The “Warning” column shows icons described in Section 3, which highlight certain conditions or risks associated with the run.
The top right section contains interactive charts showing the performance statistics discussed in Section 4. We felt it was important to keep these nearby, since the odds shown there help frame our level of confidence in any new flagged runs. It also allows for a quick visual comparison—showing whether a current run is still in its early stages or has already outperformed historical averages.
The bottom left and bottom right sections are focused on a specific ticker. By default, they load the first stock in the “Latest Flags” table. The chart displays all past flags for that stock, and the table next to it summarizes them as grouped runs. This view allows users to explore how the screener has performed on that specific name in the past—and to see whether the stock has previously attracted retail interest or if this is the first time it’s being flagged.
Final Words
What started as a simple research project driven by curiosity turned into something much more: the Retail Momentum Screener. It’s become a surprisingly powerful way to spot early signs of momentum fueled by what we like to call a Retail Love Story.
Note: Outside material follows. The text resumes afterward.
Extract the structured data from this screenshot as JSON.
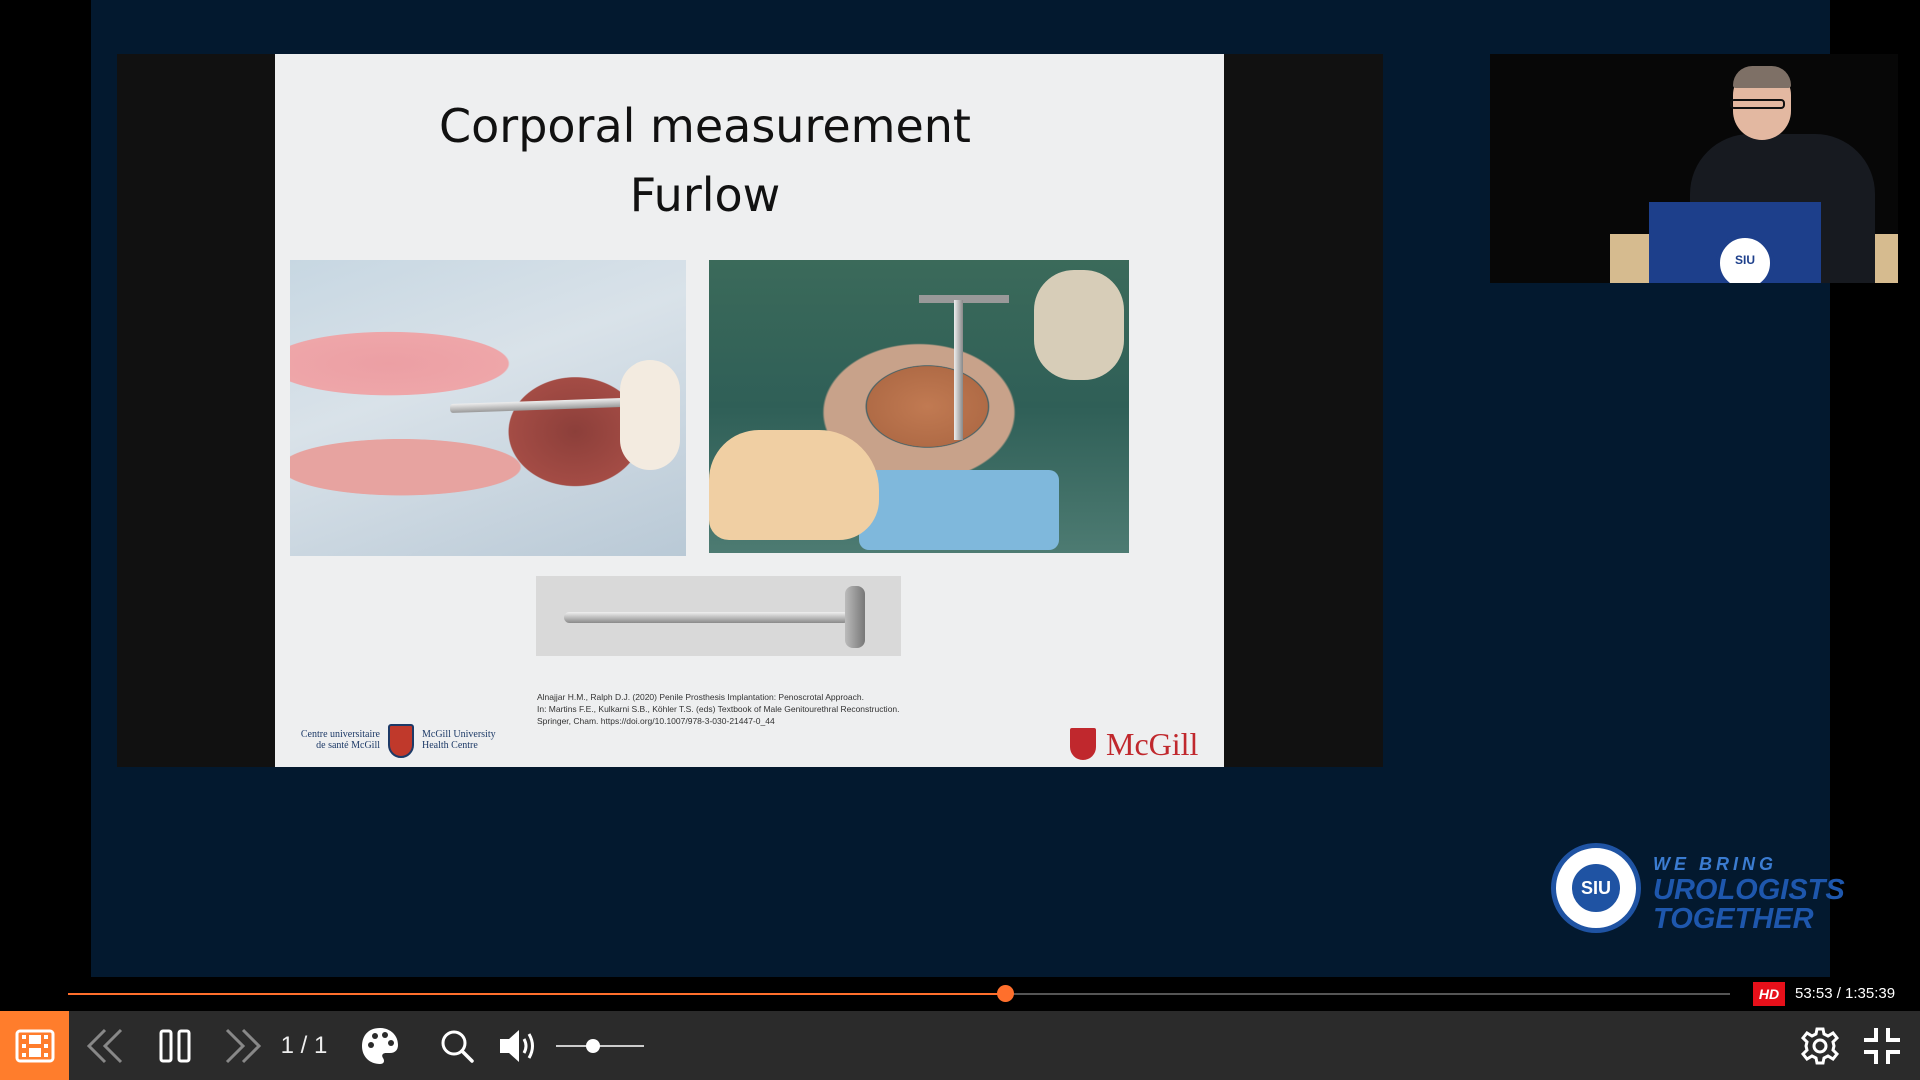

We’ll definitely be using it in our own trades—but not by blindly jumping on every flag that pops up each morning. That’s not the game we play. The screener might highlight strong statistical odds, but we’re not momentum chasers by default. We’ll stay true to who we are as investors: focused on sectors we understand, like tech, and drawn to stories that feel robust and aligned with our convictions. And, we’ll take the time to validate each signal using our Stock Health Dashboard and map out a solid plan with TuneMap. That way, we can hold positions with more confidence and clarity.
From what we’ve seen, the biggest runs don’t happen overnight—even if they unfold quickly once they start. When a ticker gets flagged, it’s often just the beginning of the story. That gives us time to dig deeper—observe how the stock is being discussed online and in the media—before taking a position. Retail love stories usually build gradually, with momentum showing up more than once before a true breakout.
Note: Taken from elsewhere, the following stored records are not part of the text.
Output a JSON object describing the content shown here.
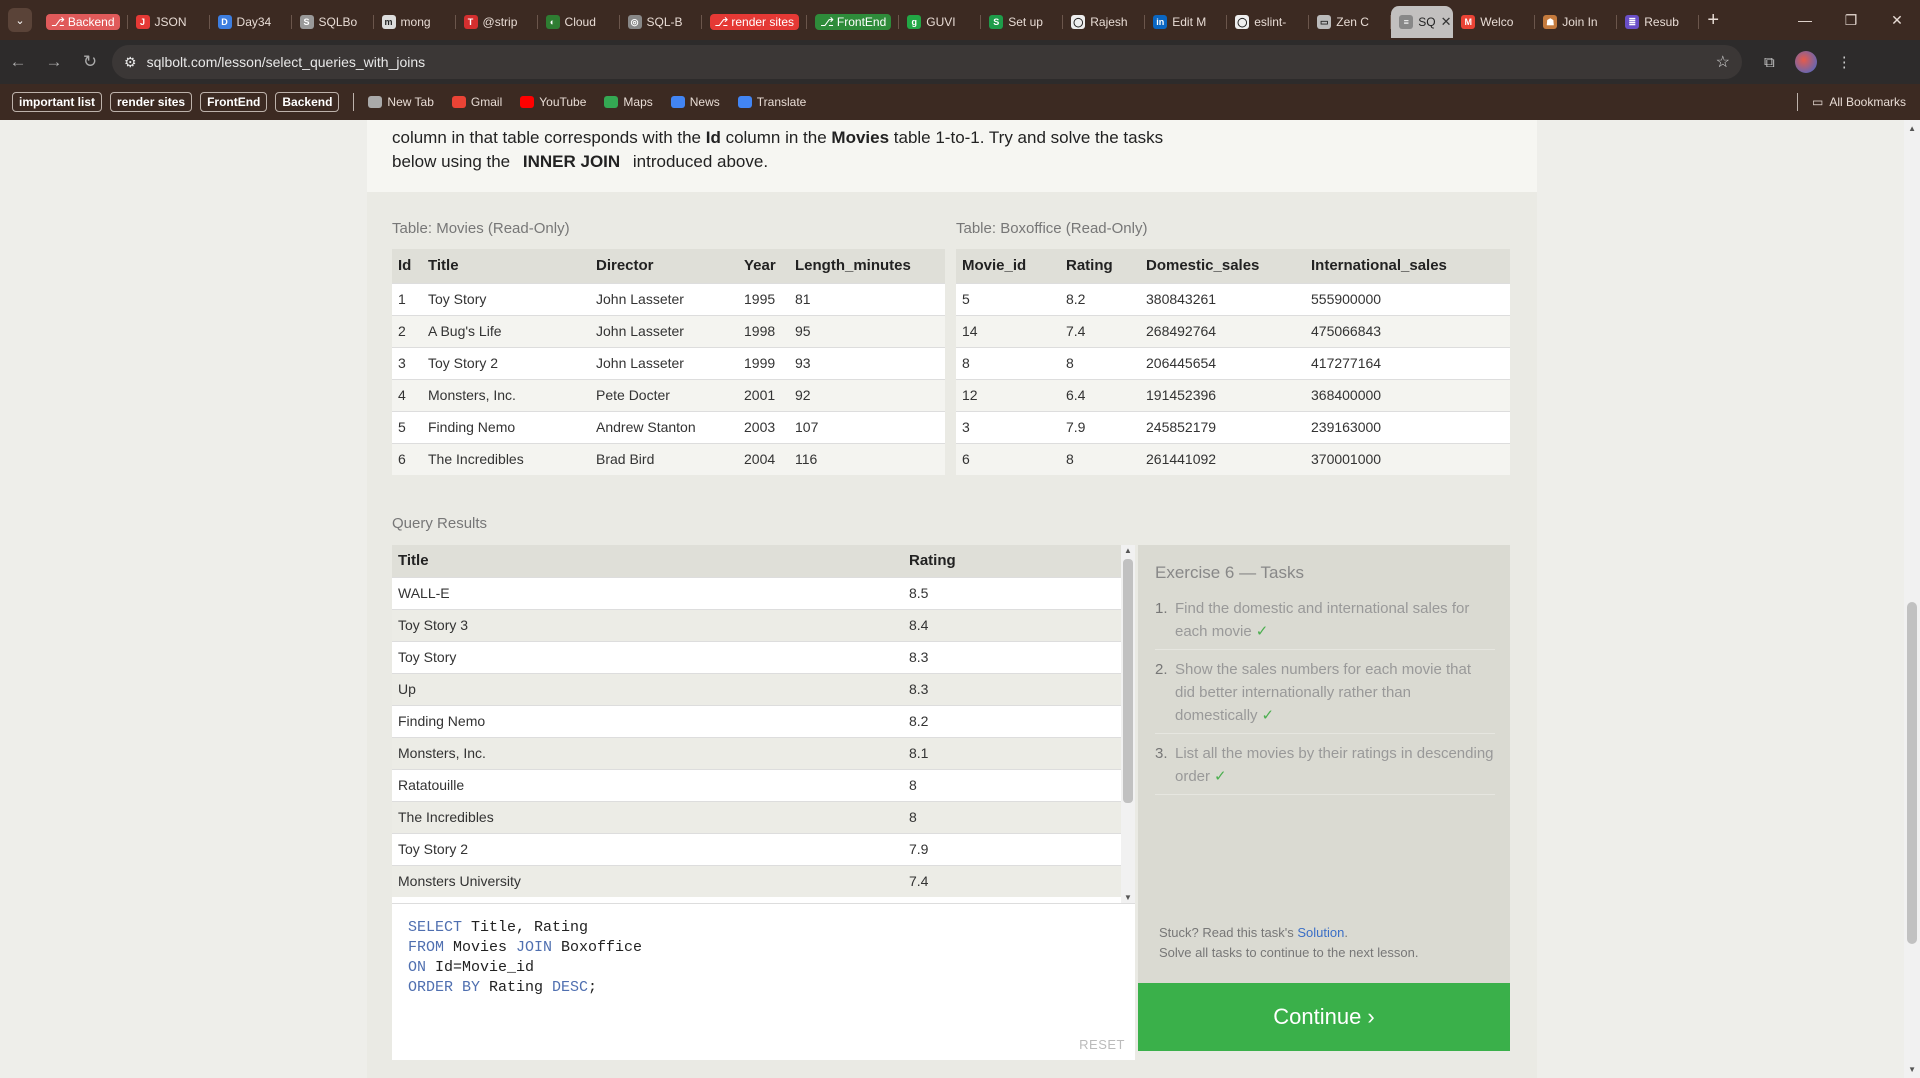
{
  "browser": {
    "tabs": [
      {
        "label": "Backend",
        "color": "#e05a5a",
        "kind": "pill",
        "fav": "⎇"
      },
      {
        "label": "JSON",
        "color": "#e53935",
        "kind": "tab",
        "fav": "J"
      },
      {
        "label": "Day34",
        "color": "#3d7ee0",
        "kind": "tab",
        "fav": "D"
      },
      {
        "label": "SQLBo",
        "color": "#999999",
        "kind": "tab",
        "fav": "S"
      },
      {
        "label": "mong",
        "color": "#dddddd",
        "kind": "tab",
        "fav": "m"
      },
      {
        "label": "@strip",
        "color": "#d32f2f",
        "kind": "tab",
        "fav": "T"
      },
      {
        "label": "Cloud",
        "color": "#2e7d32",
        "kind": "tab",
        "fav": "◐"
      },
      {
        "label": "SQL-B",
        "color": "#888888",
        "kind": "tab",
        "fav": "◎"
      },
      {
        "label": "render sites",
        "color": "#e53935",
        "kind": "pill",
        "fav": "⎇"
      },
      {
        "label": "FrontEnd",
        "color": "#2e8b3a",
        "kind": "pill",
        "fav": "⎇"
      },
      {
        "label": "GUVI",
        "color": "#22a745",
        "kind": "tab",
        "fav": "g"
      },
      {
        "label": "Set up",
        "color": "#1e9c4a",
        "kind": "tab",
        "fav": "S"
      },
      {
        "label": "Rajesh",
        "color": "#eeeeee",
        "kind": "tab",
        "fav": "◯"
      },
      {
        "label": "Edit M",
        "color": "#0a66c2",
        "kind": "tab",
        "fav": "in"
      },
      {
        "label": "eslint-",
        "color": "#eeeeee",
        "kind": "tab",
        "fav": "◯"
      },
      {
        "label": "Zen C",
        "color": "#bbbbbb",
        "kind": "tab",
        "fav": "▭"
      },
      {
        "label": "SQ",
        "color": "#888888",
        "kind": "active",
        "fav": "≡"
      },
      {
        "label": "Welco",
        "color": "#ea4335",
        "kind": "tab",
        "fav": "M"
      },
      {
        "label": "Join In",
        "color": "#c47a3d",
        "kind": "tab",
        "fav": "☗"
      },
      {
        "label": "Resub",
        "color": "#6a4fc7",
        "kind": "tab",
        "fav": "≣"
      }
    ],
    "url": "sqlbolt.com/lesson/select_queries_with_joins",
    "bookmarks": {
      "boxed": [
        "important list",
        "render sites",
        "FrontEnd",
        "Backend"
      ],
      "links": [
        {
          "label": "New Tab",
          "color": "#aaaaaa"
        },
        {
          "label": "Gmail",
          "color": "#ea4335"
        },
        {
          "label": "YouTube",
          "color": "#ff0000"
        },
        {
          "label": "Maps",
          "color": "#34a853"
        },
        {
          "label": "News",
          "color": "#4285f4"
        },
        {
          "label": "Translate",
          "color": "#4285f4"
        }
      ],
      "all": "All Bookmarks"
    }
  },
  "intro": {
    "line1_pre": "column in that table corresponds with the ",
    "line1_b1": "Id",
    "line1_mid": " column in the ",
    "line1_b2": "Movies",
    "line1_post": " table 1-to-1. Try and solve the tasks",
    "line2_pre": "below using the ",
    "line2_code": "INNER JOIN",
    "line2_post": " introduced above."
  },
  "movies": {
    "title": "Table: Movies (Read-Only)",
    "headers": [
      "Id",
      "Title",
      "Director",
      "Year",
      "Length_minutes"
    ],
    "rows": [
      [
        "1",
        "Toy Story",
        "John Lasseter",
        "1995",
        "81"
      ],
      [
        "2",
        "A Bug's Life",
        "John Lasseter",
        "1998",
        "95"
      ],
      [
        "3",
        "Toy Story 2",
        "John Lasseter",
        "1999",
        "93"
      ],
      [
        "4",
        "Monsters, Inc.",
        "Pete Docter",
        "2001",
        "92"
      ],
      [
        "5",
        "Finding Nemo",
        "Andrew Stanton",
        "2003",
        "107"
      ],
      [
        "6",
        "The Incredibles",
        "Brad Bird",
        "2004",
        "116"
      ]
    ]
  },
  "boxoffice": {
    "title": "Table: Boxoffice (Read-Only)",
    "headers": [
      "Movie_id",
      "Rating",
      "Domestic_sales",
      "International_sales"
    ],
    "rows": [
      [
        "5",
        "8.2",
        "380843261",
        "555900000"
      ],
      [
        "14",
        "7.4",
        "268492764",
        "475066843"
      ],
      [
        "8",
        "8",
        "206445654",
        "417277164"
      ],
      [
        "12",
        "6.4",
        "191452396",
        "368400000"
      ],
      [
        "3",
        "7.9",
        "245852179",
        "239163000"
      ],
      [
        "6",
        "8",
        "261441092",
        "370001000"
      ]
    ]
  },
  "results": {
    "title": "Query Results",
    "headers": [
      "Title",
      "Rating"
    ],
    "rows": [
      [
        "WALL-E",
        "8.5"
      ],
      [
        "Toy Story 3",
        "8.4"
      ],
      [
        "Toy Story",
        "8.3"
      ],
      [
        "Up",
        "8.3"
      ],
      [
        "Finding Nemo",
        "8.2"
      ],
      [
        "Monsters, Inc.",
        "8.1"
      ],
      [
        "Ratatouille",
        "8"
      ],
      [
        "The Incredibles",
        "8"
      ],
      [
        "Toy Story 2",
        "7.9"
      ],
      [
        "Monsters University",
        "7.4"
      ]
    ]
  },
  "editor": {
    "lines": [
      [
        {
          "kw": "SELECT"
        },
        {
          "t": " Title, Rating"
        }
      ],
      [
        {
          "kw": "FROM"
        },
        {
          "t": " Movies "
        },
        {
          "kw": "JOIN"
        },
        {
          "t": " Boxoffice"
        }
      ],
      [
        {
          "kw": "ON"
        },
        {
          "t": " Id=Movie_id"
        }
      ],
      [
        {
          "kw": "ORDER BY"
        },
        {
          "t": " Rating "
        },
        {
          "kw": "DESC"
        },
        {
          "t": ";"
        }
      ]
    ],
    "reset": "RESET"
  },
  "tasks": {
    "heading": "Exercise 6 — Tasks",
    "items": [
      {
        "num": "1.",
        "text": "Find the domestic and international sales for each movie",
        "check": "✓"
      },
      {
        "num": "2.",
        "text": "Show the sales numbers for each movie that did better internationally rather than domestically",
        "check": "✓"
      },
      {
        "num": "3.",
        "text": "List all the movies by their ratings in descending order",
        "check": "✓"
      }
    ],
    "stuck_pre": "Stuck? Read this task's ",
    "stuck_link": "Solution",
    "stuck_post": ".",
    "stuck_line2": "Solve all tasks to continue to the next lesson."
  },
  "continue_label": "Continue ›"
}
While working on the dataset, we also noticed a strong correlation between the most beloved retail names and how strongly they rebound after market corrections. Just look at how APP and PLTR have already nearly doubled from their April lows. This pattern has held true for nearly every top retail-driven stock over the past decade. That’s why, in a future update, we plan to dynamically integrate these high-conviction names into our Downtrend Exhaustion Dashboard—so we can better capture and act on this powerful behavior. Even before that’s live, though, these early findings already show the value of tracking where retail is putting its money.
We hope you enjoy using this tool as much as we do and that it helps you uncover some great opportunities along the way.
I am also quite interested in how much WU will share about the positions it takes - please let us know. I suspect the User Forum will be a valuable place where users will share insights about the signals they are acting on, their risk management strategies, etc. I can't wait!!
Thanks Zack! Will WU alert and analyze the trades they take?